Place the application class in the root package that encompasses all modules, or specify all packages explicitly:

// CORRECT: Application class in com.saas (parent package of all modules)
package com.saas;

@SpringBootApplication
public class SaasApplication {
    public static void main(String[] args) {
        SpringApplication.run(SaasApplication.class, args);
    }
}

This scans com.saas and everything below it: com.saas.api, com.saas.domain, com.saas.billing, com.saas.notification.

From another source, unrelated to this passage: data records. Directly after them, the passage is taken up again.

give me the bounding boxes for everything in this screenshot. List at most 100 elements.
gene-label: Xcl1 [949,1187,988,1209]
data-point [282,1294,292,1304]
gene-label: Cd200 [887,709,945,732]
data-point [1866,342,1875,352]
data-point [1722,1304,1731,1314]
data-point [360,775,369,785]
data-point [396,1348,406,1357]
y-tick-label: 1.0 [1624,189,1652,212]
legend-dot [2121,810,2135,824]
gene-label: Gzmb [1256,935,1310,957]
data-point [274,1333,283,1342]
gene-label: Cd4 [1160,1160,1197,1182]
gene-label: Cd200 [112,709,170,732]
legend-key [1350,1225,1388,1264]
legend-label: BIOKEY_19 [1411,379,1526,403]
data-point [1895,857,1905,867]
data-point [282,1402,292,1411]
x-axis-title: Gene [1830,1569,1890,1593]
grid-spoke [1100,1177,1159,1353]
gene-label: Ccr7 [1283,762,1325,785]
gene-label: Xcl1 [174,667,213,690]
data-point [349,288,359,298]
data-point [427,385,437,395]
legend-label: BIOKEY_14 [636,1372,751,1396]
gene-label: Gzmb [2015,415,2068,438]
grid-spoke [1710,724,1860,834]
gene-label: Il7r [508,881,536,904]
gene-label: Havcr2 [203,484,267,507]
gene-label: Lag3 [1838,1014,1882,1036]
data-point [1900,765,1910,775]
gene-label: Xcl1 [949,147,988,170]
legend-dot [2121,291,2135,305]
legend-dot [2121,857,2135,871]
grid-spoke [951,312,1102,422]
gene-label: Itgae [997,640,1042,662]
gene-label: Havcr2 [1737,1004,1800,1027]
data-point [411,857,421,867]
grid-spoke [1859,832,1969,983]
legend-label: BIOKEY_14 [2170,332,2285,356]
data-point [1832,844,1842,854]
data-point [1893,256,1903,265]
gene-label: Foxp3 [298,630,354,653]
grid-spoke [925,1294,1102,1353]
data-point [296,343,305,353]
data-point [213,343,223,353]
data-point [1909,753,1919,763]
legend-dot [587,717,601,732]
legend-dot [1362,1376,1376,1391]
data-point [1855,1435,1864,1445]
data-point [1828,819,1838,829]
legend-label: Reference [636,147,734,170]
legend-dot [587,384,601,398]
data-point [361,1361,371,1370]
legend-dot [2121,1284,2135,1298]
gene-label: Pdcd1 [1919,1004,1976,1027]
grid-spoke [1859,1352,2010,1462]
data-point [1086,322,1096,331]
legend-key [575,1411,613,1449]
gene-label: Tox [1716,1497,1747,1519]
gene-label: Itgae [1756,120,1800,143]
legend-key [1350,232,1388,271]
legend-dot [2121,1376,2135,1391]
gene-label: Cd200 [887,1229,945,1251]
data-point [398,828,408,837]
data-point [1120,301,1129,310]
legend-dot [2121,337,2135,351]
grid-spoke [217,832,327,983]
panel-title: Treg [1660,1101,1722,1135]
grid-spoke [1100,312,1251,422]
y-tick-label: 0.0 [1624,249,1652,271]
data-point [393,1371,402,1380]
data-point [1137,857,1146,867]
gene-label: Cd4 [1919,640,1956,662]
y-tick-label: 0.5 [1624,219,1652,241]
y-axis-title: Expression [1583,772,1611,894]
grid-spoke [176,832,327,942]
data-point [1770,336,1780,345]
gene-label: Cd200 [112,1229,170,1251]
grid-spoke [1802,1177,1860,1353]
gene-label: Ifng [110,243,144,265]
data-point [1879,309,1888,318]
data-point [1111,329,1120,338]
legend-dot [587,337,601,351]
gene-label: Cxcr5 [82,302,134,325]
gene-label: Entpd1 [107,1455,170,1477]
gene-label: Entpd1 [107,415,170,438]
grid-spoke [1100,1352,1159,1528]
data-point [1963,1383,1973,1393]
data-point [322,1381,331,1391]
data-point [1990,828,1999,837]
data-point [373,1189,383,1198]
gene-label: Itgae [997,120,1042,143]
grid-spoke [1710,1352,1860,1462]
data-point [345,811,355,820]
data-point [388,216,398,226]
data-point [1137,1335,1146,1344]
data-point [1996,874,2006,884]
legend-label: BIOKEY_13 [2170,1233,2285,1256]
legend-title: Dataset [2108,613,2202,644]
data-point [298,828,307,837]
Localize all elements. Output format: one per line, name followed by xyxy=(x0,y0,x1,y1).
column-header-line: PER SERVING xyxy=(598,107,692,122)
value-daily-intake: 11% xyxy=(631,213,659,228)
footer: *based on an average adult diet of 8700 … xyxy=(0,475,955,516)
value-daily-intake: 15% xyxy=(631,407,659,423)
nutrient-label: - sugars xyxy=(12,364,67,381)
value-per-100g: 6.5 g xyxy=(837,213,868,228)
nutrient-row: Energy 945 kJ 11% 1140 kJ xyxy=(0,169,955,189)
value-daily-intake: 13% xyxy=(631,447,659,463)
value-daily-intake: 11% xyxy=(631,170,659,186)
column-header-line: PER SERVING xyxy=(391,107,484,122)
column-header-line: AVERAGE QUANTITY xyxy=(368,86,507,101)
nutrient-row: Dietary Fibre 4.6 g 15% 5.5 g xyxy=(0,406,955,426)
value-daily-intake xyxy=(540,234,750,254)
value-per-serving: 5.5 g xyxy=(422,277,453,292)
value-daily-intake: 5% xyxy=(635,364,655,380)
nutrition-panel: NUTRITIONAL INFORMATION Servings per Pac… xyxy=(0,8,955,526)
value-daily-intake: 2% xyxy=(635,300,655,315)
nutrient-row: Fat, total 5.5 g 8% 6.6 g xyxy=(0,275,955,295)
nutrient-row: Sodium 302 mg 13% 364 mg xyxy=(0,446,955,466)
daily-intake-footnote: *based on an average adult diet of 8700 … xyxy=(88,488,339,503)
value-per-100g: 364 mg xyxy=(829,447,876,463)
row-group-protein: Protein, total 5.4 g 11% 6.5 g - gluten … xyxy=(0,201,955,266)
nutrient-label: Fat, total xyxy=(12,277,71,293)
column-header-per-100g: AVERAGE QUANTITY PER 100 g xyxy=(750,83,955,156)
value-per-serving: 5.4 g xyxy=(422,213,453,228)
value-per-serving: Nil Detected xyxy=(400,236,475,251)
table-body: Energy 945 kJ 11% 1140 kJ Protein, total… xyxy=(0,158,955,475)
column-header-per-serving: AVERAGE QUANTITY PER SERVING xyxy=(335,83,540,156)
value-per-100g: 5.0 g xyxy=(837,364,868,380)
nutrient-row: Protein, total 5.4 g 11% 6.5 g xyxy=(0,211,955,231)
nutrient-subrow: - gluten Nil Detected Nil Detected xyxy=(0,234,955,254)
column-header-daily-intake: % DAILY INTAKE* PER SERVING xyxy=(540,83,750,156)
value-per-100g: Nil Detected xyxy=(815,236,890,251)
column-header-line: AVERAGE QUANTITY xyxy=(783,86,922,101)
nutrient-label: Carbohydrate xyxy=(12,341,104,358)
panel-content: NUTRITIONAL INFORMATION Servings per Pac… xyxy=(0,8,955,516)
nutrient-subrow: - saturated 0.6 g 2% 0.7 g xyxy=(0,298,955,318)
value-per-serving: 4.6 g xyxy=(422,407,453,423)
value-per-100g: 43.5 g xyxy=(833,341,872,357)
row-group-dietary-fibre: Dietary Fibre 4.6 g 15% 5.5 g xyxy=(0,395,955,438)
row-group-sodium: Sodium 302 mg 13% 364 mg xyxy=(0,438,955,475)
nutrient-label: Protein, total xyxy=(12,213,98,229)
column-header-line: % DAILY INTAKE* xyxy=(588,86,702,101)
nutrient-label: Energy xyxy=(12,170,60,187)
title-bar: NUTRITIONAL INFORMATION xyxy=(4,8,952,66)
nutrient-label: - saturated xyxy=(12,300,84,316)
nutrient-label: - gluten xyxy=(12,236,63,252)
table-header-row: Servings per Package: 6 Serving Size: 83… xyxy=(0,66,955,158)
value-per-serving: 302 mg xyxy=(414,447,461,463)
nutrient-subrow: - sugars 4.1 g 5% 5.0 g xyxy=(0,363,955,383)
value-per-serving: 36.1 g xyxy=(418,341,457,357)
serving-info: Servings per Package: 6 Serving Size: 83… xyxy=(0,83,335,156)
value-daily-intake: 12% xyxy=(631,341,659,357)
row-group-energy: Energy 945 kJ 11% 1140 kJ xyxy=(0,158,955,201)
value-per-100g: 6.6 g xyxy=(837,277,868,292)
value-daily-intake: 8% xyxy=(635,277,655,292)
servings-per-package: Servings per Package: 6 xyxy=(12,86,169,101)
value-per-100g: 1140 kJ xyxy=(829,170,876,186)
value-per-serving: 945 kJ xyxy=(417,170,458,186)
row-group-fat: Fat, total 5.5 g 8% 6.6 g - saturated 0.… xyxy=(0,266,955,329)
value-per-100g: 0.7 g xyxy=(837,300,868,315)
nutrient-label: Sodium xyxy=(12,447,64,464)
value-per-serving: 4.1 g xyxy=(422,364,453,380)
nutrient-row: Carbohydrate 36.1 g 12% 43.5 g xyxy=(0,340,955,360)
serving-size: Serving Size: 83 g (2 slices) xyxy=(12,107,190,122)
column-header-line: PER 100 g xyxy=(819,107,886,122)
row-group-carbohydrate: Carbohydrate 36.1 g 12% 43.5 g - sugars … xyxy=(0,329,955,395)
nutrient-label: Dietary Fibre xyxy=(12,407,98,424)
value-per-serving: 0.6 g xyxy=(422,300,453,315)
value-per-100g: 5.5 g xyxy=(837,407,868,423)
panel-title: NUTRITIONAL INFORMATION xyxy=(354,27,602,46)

If the root package approach is not feasible (organizational constraints, shared libraries with different package roots), use explicit type-safe scan declarations:

// CORRECT: Explicit, type-safe base package classes
package com.saas.api;

@SpringBootApplication
@ComponentScan(basePackageClasses = {
    SaasApplication.class,          // com.saas.api
    DomainMarker.class,             // com.saas.domain
    BillingMarker.class,            // com.saas.billing
    NotificationMarker.class        // com.saas.notification
})
public class SaasApplication {
    public static void main(String[] args) {
        SpringApplication.run(SaasApplication.class, args);
    }
}

Each marker is an empty interface or class in the target package, existing solely to provide a type-safe package reference:

package com.saas.domain;

/**
 * Marker interface for component scanning.
 * Do not add methods or implementations.
 */
public interface DomainMarker {}

This pattern survives package renames (the compiler catches broken references), documents scan boundaries explicitly, and makes it impossible to silently miss a module.

Verification

Use the /actuator/beans endpoint to verify that expected beans are registered. For a faster feedback loop during development, add a startup check:

@Component
public class ScanVerifier implements SmartInitializingSingleton {

    private final ApplicationContext context;

    public ScanVerifier(ApplicationContext context) {
        this.context = context;
    }

    @Override
    public void afterSingletonsInstantiated() {
        var required = List.of(
            TenantProvisioningService.class,
            BillingService.class,
            NotificationDispatcher.class
        );

        for (var type : required) {
            if (context.getBeanNamesForType(type).length == 0) {
                throw new IllegalStateException(
                    "Required bean not found: " + type.getName() +
                    ". Check @ComponentScan base packages.");
            }
        }
    }
}

This fails fast at startup with a clear message. It runs after all singletons are instantiated, so it catches scan misses regardless of whether any other bean depends on the missing one.